Redshirt sophomore righty Carson Ohl entered for the Lopes and got freshman infielder Nu’u Contrades to strike out for the second out of the inning, but then the onslaught continued for the Sun Devils. Back-to-back walks from sophomore catcher Ryan Campos and Keaschall brought another run home before Tobias ripped a two-RBI single for his second hit of the inning. 

With the score now sitting at 9-9, Hill came up for the second time in the inning and followed his three-run home run with an even bigger hit. His two-strike, two-out, two-RBI single through the middle brought home Tobias and Keaschall for Hill’s career-high fifth RBI, putting the Sun Devils up 11-9. 

“To have that ability to make those kinds of plays, I think it shows I’m ready to go,” Hill said. “I’ve always believed that. All my teammates believe it, and it’s kind of starting to show a little bit.”

Hill wasn’t the only one taking clutch at-bats. All nine of the Sun Devils’ eighth-inning runs came with two strikes in the count, and the final five runs of the inning came with two outs. Every player came through when it counted, passing the baton to the next guy. Nine runs later, ASU had the lead for good. 

“Our motto in there is win every pitch and pass the torch,” Bloomquist said. “You can’t put up a nine spot by yourself. You need a guy to get on base and another guy to keep it going. One after another, you just gotta keep putting together good at-bats, and that’s probably the best display I’ve seen of that all year.”

Following a quick one-two-three bottom of the eighth, that saw junior righty Blake Pivaroff strike out two batters, the Sun Devils were looking to put the game out of reach. Once again, with two outs, McLain came up for his sixth at-bat of the night and crushed a line drive over the left field wall that left his bat with an exit velocity of 110.8, pushing the lead to 13-9. 

The two-run home run capped off a dream return for the redshirt freshman that hadn’t seen time in a competitive game since his senior year of high school.
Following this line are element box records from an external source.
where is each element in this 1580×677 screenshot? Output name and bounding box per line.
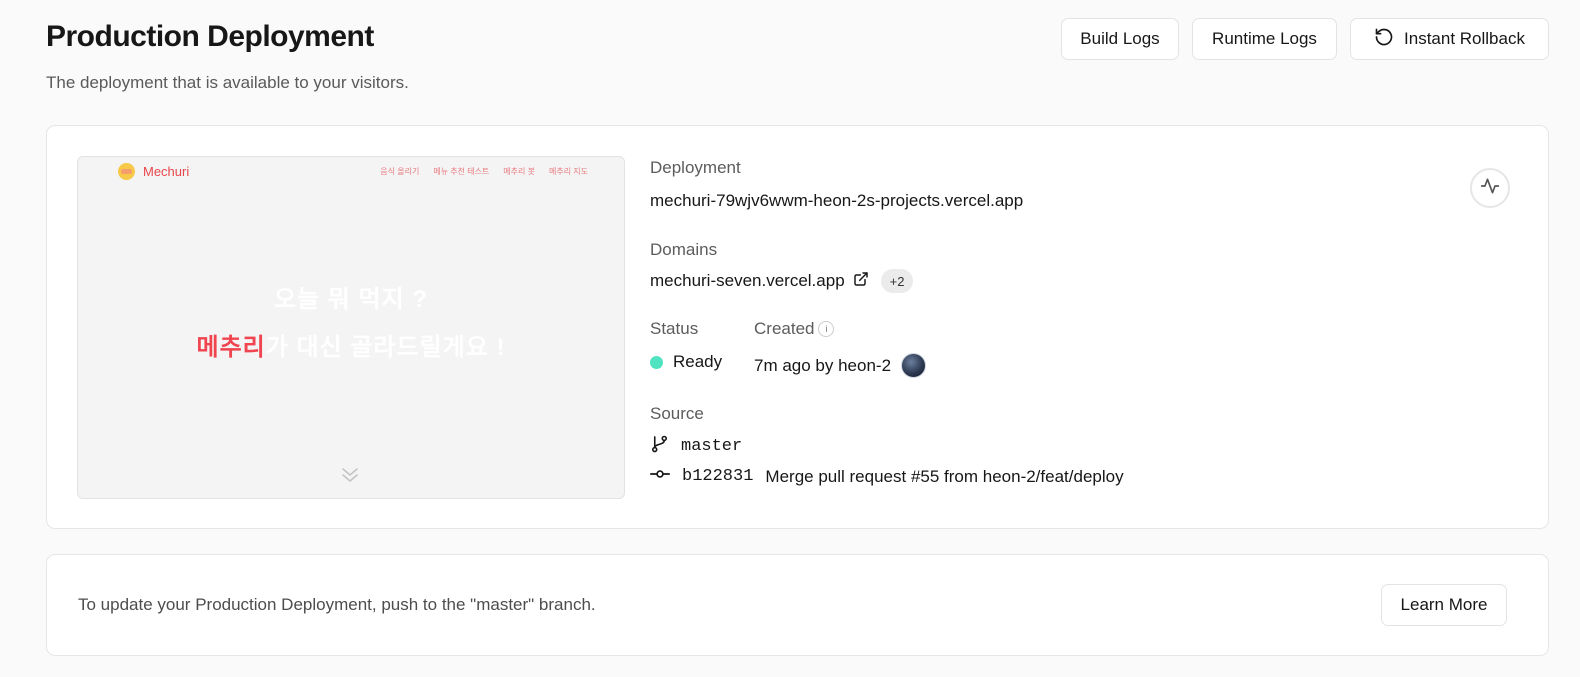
instant-rollback-button[interactable]: Instant Rollback [1350,18,1549,60]
update-info-card: To update your Production Deployment, pu… [46,554,1549,656]
external-link-icon[interactable] [853,271,869,292]
page-title: Production Deployment [46,20,374,53]
source-commit-row: b122831 Merge pull request #55 from heon… [650,464,1124,489]
build-logs-label: Build Logs [1080,29,1160,48]
domain-link[interactable]: mechuri-seven.vercel.app [650,271,845,291]
preview-nav: 음식 올리기 메뉴 추천 테스트 메추리 봇 메추리 지도 [380,166,588,177]
preview-nav-item: 메추리 봇 [503,167,535,176]
runtime-logs-label: Runtime Logs [1212,29,1317,48]
commit-message-link[interactable]: Merge pull request #55 from heon-2/feat/… [765,467,1123,487]
preview-nav-item: 메뉴 추천 테스트 [433,167,490,176]
avatar[interactable] [901,353,927,378]
preview-headline-1: 오늘 뭐 먹지 ? [273,286,429,313]
commit-hash-link[interactable]: b122831 [682,467,753,486]
created-label: Created [754,319,815,338]
created-label-row: Created i [754,319,835,339]
source-branch-row: master [650,434,742,459]
preview-headline-highlight: 메추리 [196,334,266,361]
git-commit-icon [650,464,670,489]
page-subtitle: The deployment that is available to your… [46,73,409,92]
preview-logo: Mechuri [118,163,189,180]
runtime-logs-button[interactable]: Runtime Logs [1192,18,1337,60]
source-label: Source [650,404,704,423]
deployment-card: Mechuri 음식 올리기 메뉴 추천 테스트 메추리 봇 메추리 지도 오늘… [46,125,1549,529]
domains-row: mechuri-seven.vercel.app +2 [650,269,914,293]
preview-logo-icon [118,163,135,180]
preview-brand: Mechuri [143,164,190,179]
git-branch-icon [650,434,669,459]
deployment-url-link[interactable]: mechuri-79wjv6wwm-heon-2s-projects.verce… [650,191,1023,211]
created-value: 7m ago by heon-2 [754,355,892,375]
activity-icon [1480,176,1500,201]
rotate-ccw-icon [1374,27,1394,52]
preview-nav-item: 메추리 지도 [548,167,588,176]
branch-link[interactable]: master [681,437,742,456]
chevrons-down-icon [338,465,362,492]
build-logs-button[interactable]: Build Logs [1061,18,1179,60]
update-info-text: To update your Production Deployment, pu… [78,595,596,614]
learn-more-label: Learn More [1400,595,1488,614]
created-value-row: 7m ago by heon-2 [754,353,927,378]
preview-headline-2: 메추리가 대신 골라드릴게요 ! [78,327,624,362]
learn-more-button[interactable]: Learn More [1381,584,1507,626]
instant-rollback-label: Instant Rollback [1404,29,1525,48]
status-label: Status [650,319,699,338]
activity-button[interactable] [1470,168,1510,208]
preview-nav-item: 음식 올리기 [380,167,420,176]
domains-more-badge[interactable]: +2 [880,269,914,293]
domains-label: Domains [650,240,718,259]
deployment-preview[interactable]: Mechuri 음식 올리기 메뉴 추천 테스트 메추리 봇 메추리 지도 오늘… [77,156,625,499]
status-value: Ready [650,352,722,372]
status-dot [650,355,663,369]
info-icon[interactable]: i [818,321,835,337]
preview-headline-rest: 가 대신 골라드릴게요 ! [265,334,506,361]
deployment-label: Deployment [650,158,741,177]
status-text: Ready [673,352,723,371]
McLain finished the night going 3-for-6 with four RBIs and added two RBI singles along with his home run. 

“Honestly, on the bus, I was a little nervous,” McLain said. “Then I had my first at-bat, (I was) still a little nervous, and then, after I threw out the guy, I was all good to go. I’m excited to get back on the field. It was an exciting day.” 

The play that got McLain back into his groove was a strong throw from the outfield. Redshirt junior righty Matt Tieding struggled out of the gates, allowing a run on an RBI single from freshman designated hitter Zach Yorke. However, on the same play, McLain fired a missile to third base, nabbing the trailing runner with plenty of time. 

“Defensively, (McLain) was outstanding,” Bloomquist said. “I think the play that really goes unnoticed is in the first inning when he throws a runner out at third. We were reeling. Run across and nobody out, guys first and third; we were already chasing numbers at that point in time. He guns him out, and all of a sudden, we get out of that with a one spot.”

While McLain’s throw held it to only one run in the first, it would take long for the GCU lineup to break out again. In the first four innings of the game, the Lopes scored seven runs on nine hits, chasing Tieding and junior southpaw Timmy Manning. The ASU bullpen quieted the Lopes over the next couple of innings, but GCU added two more in the bottom of the seventh, requiring the offense to make its seven-run comeback. 

With the best of the best in the Pac-12 still ahead on ASU’s schedule, the Sun Devils are hoping for slightly more consistency. Even though they needed a nine-run inning to pull it off, ASU will head to Seattle to take on Washington with its shiny No. 24 ranking still attached to their name, hoping to see the team in the eighth and ninth inning and not the first seven.

“It’s what we talked to them about afterward,” Bloomquist said. “You can see what happens when you don’t show up to play, and you can see what happens when you do show up to play. It shouldn’t take you six innings for them to wake you up and for you to get going. Hopefully, we can get in the habit of coming out in the first inning and playing well.”